Let $|f(x)|\leq M$ for an $M>0$ and all $x\in \mathbb{R}$. Let $g(x)=x^2f(x)$ for all $x\in \mathbb{R}$. I need to show that $g$ is differentiable at $0$.
With the definition of differentiability I got $\lim_{h \to 0} \frac{g(0+h)-g(0)}{h}$ = $\lim_{h \to 0} \frac{h^2f(h)}{h}$ = $\lim_{h \to 0} hf(h)$.
I also know that $f(h)$ is bounded by $M$, so as $h$ goes to $0$, $hf(h)$ also goes to 0. (Correct?)
I do however not know if $f(h)$ is continous or differentiable, is this a prerequisite?
This looks fine to me. And no, we don't need any more niceness conditions on $f$. Boundedness is enough. Any function squeezed between $Mx^2$ and $-Mx^2$ (which is what $g(x)$ is), no matter how discontinuous it otherwise is, will be differentiable at $x = 0$. That is what you have proven, after all.

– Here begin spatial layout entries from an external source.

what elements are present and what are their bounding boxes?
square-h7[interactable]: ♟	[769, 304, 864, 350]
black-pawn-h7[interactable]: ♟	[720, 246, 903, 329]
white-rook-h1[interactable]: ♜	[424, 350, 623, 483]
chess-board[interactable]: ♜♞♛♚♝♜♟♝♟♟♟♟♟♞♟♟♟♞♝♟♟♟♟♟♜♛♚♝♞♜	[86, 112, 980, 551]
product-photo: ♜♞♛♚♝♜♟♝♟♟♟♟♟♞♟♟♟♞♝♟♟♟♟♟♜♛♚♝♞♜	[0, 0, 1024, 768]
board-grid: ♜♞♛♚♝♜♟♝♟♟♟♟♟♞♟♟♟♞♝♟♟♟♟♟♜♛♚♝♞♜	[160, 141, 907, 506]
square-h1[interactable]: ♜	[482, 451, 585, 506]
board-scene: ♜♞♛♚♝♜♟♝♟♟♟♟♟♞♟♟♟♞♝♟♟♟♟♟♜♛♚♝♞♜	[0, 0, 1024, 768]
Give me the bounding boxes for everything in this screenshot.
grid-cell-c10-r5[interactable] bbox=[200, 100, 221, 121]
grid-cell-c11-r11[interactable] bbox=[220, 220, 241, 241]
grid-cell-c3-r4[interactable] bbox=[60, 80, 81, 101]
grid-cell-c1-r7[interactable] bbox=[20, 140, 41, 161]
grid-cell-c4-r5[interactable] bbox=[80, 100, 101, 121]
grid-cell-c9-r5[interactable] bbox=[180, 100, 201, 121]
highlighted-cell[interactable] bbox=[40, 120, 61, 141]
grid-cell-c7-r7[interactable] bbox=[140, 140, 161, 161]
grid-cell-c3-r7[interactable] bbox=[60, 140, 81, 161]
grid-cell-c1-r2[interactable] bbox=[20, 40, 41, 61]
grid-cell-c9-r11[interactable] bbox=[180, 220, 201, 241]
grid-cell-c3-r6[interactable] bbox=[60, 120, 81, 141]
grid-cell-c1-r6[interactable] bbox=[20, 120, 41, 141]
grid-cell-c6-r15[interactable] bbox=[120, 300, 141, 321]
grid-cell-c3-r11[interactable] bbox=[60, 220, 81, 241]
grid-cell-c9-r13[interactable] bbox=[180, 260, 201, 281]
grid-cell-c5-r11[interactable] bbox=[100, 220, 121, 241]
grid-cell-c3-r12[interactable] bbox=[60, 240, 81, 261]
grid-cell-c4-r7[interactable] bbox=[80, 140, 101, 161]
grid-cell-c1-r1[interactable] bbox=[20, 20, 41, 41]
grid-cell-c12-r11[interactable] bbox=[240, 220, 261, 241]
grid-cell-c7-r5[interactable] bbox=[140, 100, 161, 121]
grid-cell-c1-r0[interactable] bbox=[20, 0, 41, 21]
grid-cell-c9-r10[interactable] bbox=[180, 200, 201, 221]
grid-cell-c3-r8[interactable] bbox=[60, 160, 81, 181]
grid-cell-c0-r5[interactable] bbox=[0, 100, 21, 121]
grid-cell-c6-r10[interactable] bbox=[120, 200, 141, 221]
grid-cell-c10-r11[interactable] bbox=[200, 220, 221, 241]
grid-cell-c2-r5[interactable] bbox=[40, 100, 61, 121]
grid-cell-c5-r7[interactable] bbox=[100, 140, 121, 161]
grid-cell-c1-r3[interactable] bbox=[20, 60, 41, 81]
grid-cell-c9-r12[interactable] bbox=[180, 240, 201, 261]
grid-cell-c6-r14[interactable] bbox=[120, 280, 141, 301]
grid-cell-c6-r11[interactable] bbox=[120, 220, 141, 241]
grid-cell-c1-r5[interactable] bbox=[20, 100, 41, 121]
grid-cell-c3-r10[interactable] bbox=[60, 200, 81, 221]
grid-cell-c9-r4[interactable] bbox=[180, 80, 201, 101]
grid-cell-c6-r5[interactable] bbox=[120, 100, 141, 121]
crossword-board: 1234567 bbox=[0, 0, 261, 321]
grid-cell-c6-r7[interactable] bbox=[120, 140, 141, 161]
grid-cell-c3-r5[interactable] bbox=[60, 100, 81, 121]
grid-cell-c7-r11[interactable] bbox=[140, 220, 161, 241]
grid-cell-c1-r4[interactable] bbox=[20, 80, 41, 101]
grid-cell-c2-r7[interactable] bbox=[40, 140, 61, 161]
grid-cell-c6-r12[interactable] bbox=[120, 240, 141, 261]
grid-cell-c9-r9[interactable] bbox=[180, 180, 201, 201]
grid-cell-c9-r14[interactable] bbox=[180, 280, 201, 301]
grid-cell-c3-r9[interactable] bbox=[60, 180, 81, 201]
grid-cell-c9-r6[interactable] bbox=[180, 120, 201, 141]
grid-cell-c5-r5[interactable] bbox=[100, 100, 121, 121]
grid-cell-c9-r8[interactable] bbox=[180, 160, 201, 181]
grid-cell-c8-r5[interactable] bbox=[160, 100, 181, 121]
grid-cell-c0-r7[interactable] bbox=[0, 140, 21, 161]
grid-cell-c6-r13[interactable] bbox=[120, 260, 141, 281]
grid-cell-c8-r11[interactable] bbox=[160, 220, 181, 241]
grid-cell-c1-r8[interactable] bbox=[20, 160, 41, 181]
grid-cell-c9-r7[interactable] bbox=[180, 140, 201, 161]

If you really want a nit-pick, you could be a bit more explicit about how $f$ being bounded by $M$ implies that $hf(h)\to 0$. Whether that's actually necessary (and if so, in how much detail), depends on your teacher / professor / TA, since deciding whether you've demonstrated the skill you need to demonstrate on tests and assignments is ultimately up to them.